Written by Derek Pennycook – DGWGO
I was going to compare Instagram to Marmite – you either love it or hate it. Then I thought better of it – you either love Instagram or don’t get it. If you’re not following the right people or businesses it can be a pretty dull experience (do we need to know what everybody’s having for their tea?) But as ever with social media it’s all about the content, and if you haven’t embraced Instagram in your digital marketing strategy you’re definitely missing out.
Despite what you might have heard, Instagram is not just popular with 18 to 30 year olds. In 2017, 51% of Instagram users were between 30 and 65, which is a massive potential market. And now that users can shop directly from an Instagram feed, it’s an increasingly attractive proposition.
How is it different?
Instagram is an online photo and video sharing social networking service. It’s designed to be used on a mobile device via the Instagram app.
Content is king, but so is conversion
Content is what you put out there to make your customers sit up and take notice of your business.

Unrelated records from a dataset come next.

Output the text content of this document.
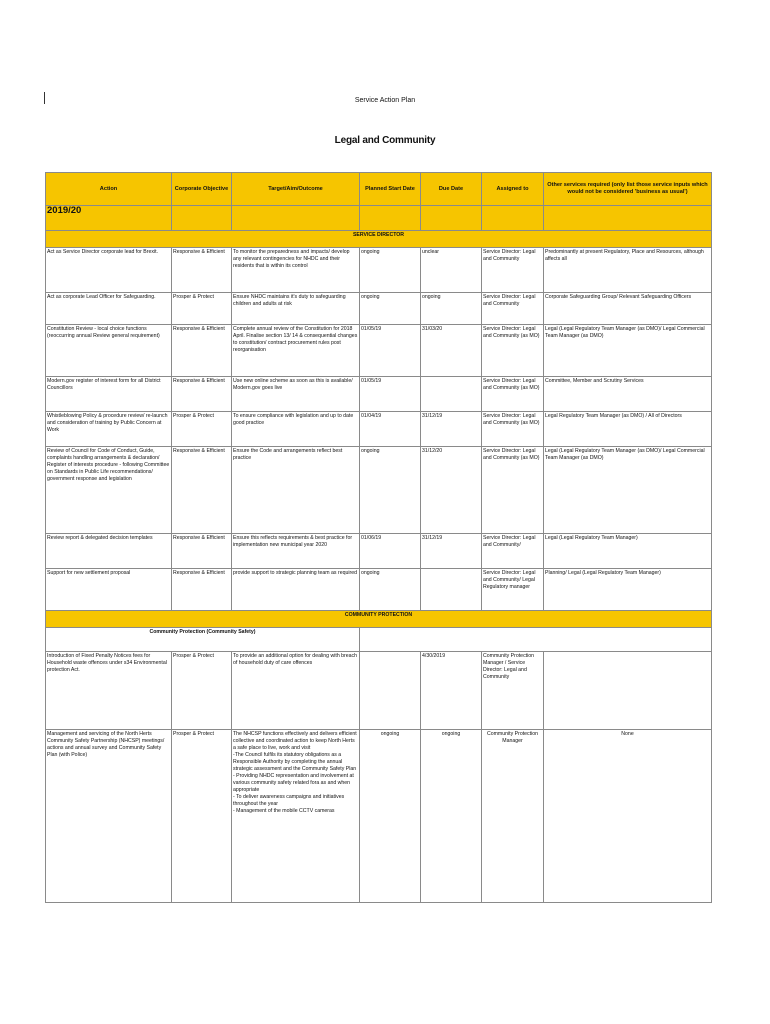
Service Action Plan
Legal and Community
Action	Corporate Objective	Target/Aim/Outcome	Planned Start Date	Due Date	Assigned to	Other services required (only list those service inputs which would not be considered 'business as usual')
2019/20						
SERVICE DIRECTOR						
Act as Service Director corporate lead for Brexit.	Responsive & Efficient	To monitor the preparedness and impacts/ develop any relevant contingencies for NHDC and their residents that is within its control	ongoing	unclear	Service Director: Legal and Community	Predominantly at present Regulatory, Place and Resources, although affects all
Act as corporate Lead Officer for Safeguarding.	Prosper & Protect	Ensure NHDC maintains it's duty to safeguarding children and adults at risk	ongoing	ongoing	Service Director: Legal and Community	Corporate Safeguarding Group/ Relevant Safeguarding Officers
Constitution Review - local choice functions (reoccurring annual Review general requirement)	Responsive & Efficient	Complete annual review of the Constitution for 2018 April. Finalise section 13/ 14 & consequential changes to constitution/ contract procurement rules post reorganisation	01/05/19	31/03/20	Service Director: Legal and Community (as MO)	Legal (Legal Regulatory Team Manager (as DMO)/ Legal Commercial Team Manager (as DMO)
Modern.gov register of interest form for all District Councillors	Responsive & Efficient	Use new online scheme as soon as this is available/ Modern.gov goes live	01/05/19		Service Director: Legal and Community (as MO)	Committee, Member and Scrutiny Services
Whistleblowing Policy & procedure review/ re-launch and consideration of training by Public Concern at Work	Prosper & Protect	To ensure compliance with legislation and up to date good practice	01/04/19	31/12/19	Service Director: Legal and Community (as MO)	Legal Regulatory Team Manager (as DMO) / All of Directors
Review of Council for Code of Conduct, Guide, complaints handling arrangements & declaration/ Register of interests procedure - following Committee on Standards in Public Life recommendations/ government response and legislation	Responsive & Efficient	Ensure the Code and arrangements reflect best practice	ongoing	31/12/20	Service Director: Legal and Community (as MO)	Legal (Legal Regulatory Team Manager (as DMO)/ Legal Commercial Team Manager (as DMO)
Review report & delegated decision templates	Responsive & Efficient	Ensure this reflects requirements & best practice for implementation new municipal year 2020	01/06/19	31/12/19	Service Director: Legal and Community/	Legal (Legal Regulatory Team Manager)
Support for new settlement proposal	Responsive & Efficient	provide support to strategic planning team as required	ongoing		Service Director: Legal and Community/ Legal Regulatory manager	Planning/ Legal (Legal Regulatory Team Manager)
COMMUNITY PROTECTION						
Community Protection (Community Safety)						
Introduction of Fixed Penalty Notices fees for Household waste offences under s34 Environmental protection Act.	Prosper & Protect	To provide an additional option for dealing with breach of household duty of care offences		4/30/2019	Community Protection Manager / Service Director: Legal and Community	
Management and servicing of the North Herts Community Safety Partnership (NHCSP) meetings/ actions and annual survey and Community Safety Plan (with Police)	Prosper & Protect	The NHCSP functions effectively and delivers efficient collective and coordinated action to keep North Herts a safe place to live, work and visit
-The Council fulfils its statutory obligations as a Responsible Authority by completing the annual strategic assessment and the Community Safety Plan
- Providing NHDC representation and involvement at various community safety related fora as and when appropriate
- To deliver awareness campaigns and initiatives throughout the year
- Management of the mobile CCTV cameras	ongoing	ongoing	Community Protection Manager	None
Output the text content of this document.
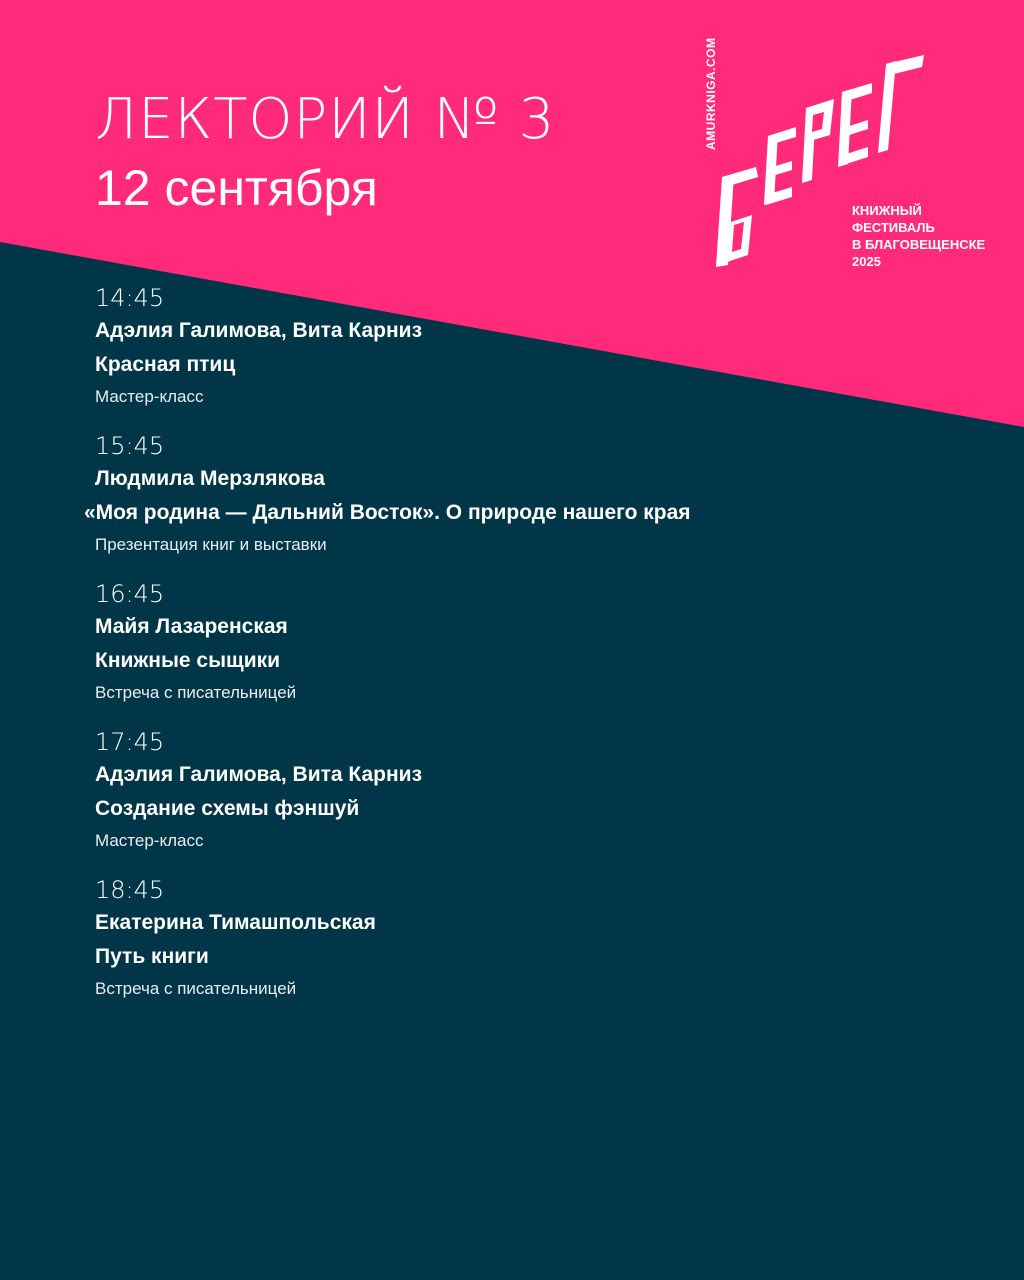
ЛЕКТОРИЙ № 3
12 сентября
AMURKNIGA.COM
КНИЖНЫЙ
ФЕСТИВАЛЬ
В БЛАГОВЕЩЕНСКЕ
2025
14:45
Адэлия Галимова, Вита Карниз
Красная птиц
Мастер-класс
15:45
Людмила Мерзлякова
«Моя родина — Дальний Восток». О природе нашего края
Презентация книг и выставки
16:45
Майя Лазаренская
Книжные сыщики
Встреча с писательницей
17:45
Адэлия Галимова, Вита Карниз
Создание схемы фэншуй
Мастер-класс
18:45
Екатерина Тимашпольская
Путь книги
Встреча с писательницей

It could be words, pictures, graphics, animated graphics, video, audio or anything else that engages the right people or businesses and encourages them to convert into buying – and returning – customers.

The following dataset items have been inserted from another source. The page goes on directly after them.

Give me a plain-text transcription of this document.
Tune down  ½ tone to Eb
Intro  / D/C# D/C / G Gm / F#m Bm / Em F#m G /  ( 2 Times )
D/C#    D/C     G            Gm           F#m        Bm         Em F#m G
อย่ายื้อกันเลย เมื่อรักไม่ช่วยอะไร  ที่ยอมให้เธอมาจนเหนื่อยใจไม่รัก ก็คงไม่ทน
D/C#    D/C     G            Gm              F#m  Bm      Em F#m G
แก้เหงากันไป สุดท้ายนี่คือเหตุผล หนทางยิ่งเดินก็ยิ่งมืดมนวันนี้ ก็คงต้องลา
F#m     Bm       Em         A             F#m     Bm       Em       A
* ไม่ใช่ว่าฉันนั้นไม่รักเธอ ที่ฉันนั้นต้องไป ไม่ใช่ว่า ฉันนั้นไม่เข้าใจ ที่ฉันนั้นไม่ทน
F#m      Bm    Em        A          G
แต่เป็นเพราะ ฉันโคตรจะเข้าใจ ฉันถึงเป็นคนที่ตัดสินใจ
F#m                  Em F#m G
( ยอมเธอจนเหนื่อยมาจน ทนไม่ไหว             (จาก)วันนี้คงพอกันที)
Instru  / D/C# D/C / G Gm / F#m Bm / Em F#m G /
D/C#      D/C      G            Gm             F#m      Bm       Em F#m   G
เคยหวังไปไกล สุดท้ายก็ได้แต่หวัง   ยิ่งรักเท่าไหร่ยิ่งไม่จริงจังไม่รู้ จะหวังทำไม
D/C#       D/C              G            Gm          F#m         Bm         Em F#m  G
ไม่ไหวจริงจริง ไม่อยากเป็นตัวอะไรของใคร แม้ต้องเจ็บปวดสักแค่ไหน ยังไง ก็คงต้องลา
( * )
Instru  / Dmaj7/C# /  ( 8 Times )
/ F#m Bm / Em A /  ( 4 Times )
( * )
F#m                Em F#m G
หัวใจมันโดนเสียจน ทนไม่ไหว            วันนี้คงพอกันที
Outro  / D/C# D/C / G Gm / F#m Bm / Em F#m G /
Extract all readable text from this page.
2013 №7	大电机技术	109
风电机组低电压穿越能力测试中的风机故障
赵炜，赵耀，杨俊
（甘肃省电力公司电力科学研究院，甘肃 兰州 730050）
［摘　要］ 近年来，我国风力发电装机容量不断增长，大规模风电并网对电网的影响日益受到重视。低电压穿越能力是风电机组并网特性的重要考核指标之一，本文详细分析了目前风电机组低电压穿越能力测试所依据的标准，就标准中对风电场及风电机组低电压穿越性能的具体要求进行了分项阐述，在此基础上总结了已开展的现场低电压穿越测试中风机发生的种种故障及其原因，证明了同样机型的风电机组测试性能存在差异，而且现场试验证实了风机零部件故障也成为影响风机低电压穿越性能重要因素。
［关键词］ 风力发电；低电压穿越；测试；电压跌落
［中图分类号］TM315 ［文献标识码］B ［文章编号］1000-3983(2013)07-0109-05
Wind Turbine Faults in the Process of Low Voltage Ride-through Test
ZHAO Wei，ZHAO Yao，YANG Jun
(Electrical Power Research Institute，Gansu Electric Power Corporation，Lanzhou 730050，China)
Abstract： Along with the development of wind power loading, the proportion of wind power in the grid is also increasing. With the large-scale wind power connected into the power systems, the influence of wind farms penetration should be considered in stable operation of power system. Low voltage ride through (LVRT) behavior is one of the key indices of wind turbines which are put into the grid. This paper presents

Here are our top ten tips on making the most of Instagram for Business:
1. Have you converted?
Make sure your Instagram profile is a business profile. Check your settings. If you’re still using a personal profile you’ll see the option to convert to business profile which gives you all the tools you need including analytics and call to action buttons like email, call and directions.
2. How often is too often?
Like Facebook, Instagram uses an algorithm to determine what your followers see – so they won’t necessarily see what you post in chronological order. The key is to post as often as you have something interesting to post. Don’t get caught up in posting twice a day if you don’t have anything engaging to show or say. If you’re organised, having a bank of images is a good idea – you can then stack them up in a scheduler like Buffer or Hootsuite to post at regular intervals.
3. What should you post?
This very much depends on your business. For some businesses it’s a doddle – if you’re selling a product – particularly if it’s art or craft related – it’s easy to curate a beautifully consistent and themed Instagram feed. However, if you’re in, for example, a service industry you may need to work a bit smarter and think about what would appeal to your target audience. Local images, videos (up to 30 seconds) case studies or graphics are a good place to start.
Hashtags are a BIG deal
Hashtags are basically a filing system. Adding a hashtag to the front of a word or phrase – no spaces – will allow users to find posts containing that phrase when they search Instagram. There’s even a ‘follow hashtag’ function that allows users to see a feed based on a hashtag that’s relevant or interesting to them. If you’re not sure about what hashtags to use, search Instagram for words that relate to your post or business and see what comes up. Or you could use an app like Flume or Autohash to generate suitable hashtags and save them in your phone’s Notes app for copy and pasting into your posts. The maximum number of hashtags allowed per post is thirty, but being able to post thirty hashtags doesn’t mean you should. It’s trial and error, but try to be strategic.
5. Sharing is caring
Regramming is a great way to connect with other brands and influencers (followers who are likely to shout about your brand). At the moment the only way to ‘share’ Instagram posts is by using a third party app like Repost or Regram. It feels clunky but it’s effective and it means you’re politely crediting the original poster as well as potentially getting a chunk of their traffic and engagement.
6. What’s your brand voice?
Think about your brand voice and be consistent in the language and tone you use. And on that note, use a brand hashtag to help grow your own community. There’s nothing quite like the power of user generated content. Encourage followers to share ideas and images of your product or service in use and use your brand hashtag.
7. Link in Bio
If you’ve seen ‘link in bio’ on an Instagram post it just means that the link to the website or other url is in the profile description at the top of the page. You can’t post clickable urls or links anywhere on Instagram except your bio, although they’ve now enabled clickable hashtags and additional profile links which is a useful addition.
8. Shout about it
Remember to promote your Instagram profile on your other platforms – and display prominently on your website and email signature.
9. Engage, engage, engage
Social media is a two way street. Reply to comments, like other pages’ posts, and follow other businesses.
10. Stories – Where the Cool Kids Are
Instagram Stories is such a powerful tool it’s another whole blog post in its own right. Stories appear across the top of your Instagram home page and it’s on a 24 hour roll, after which your first post drops off your story. Remember to tag your location in your Stories posts – it means that anyone in that location will see all the stories with that location tag – which could rustle up some passing, lucrative trade.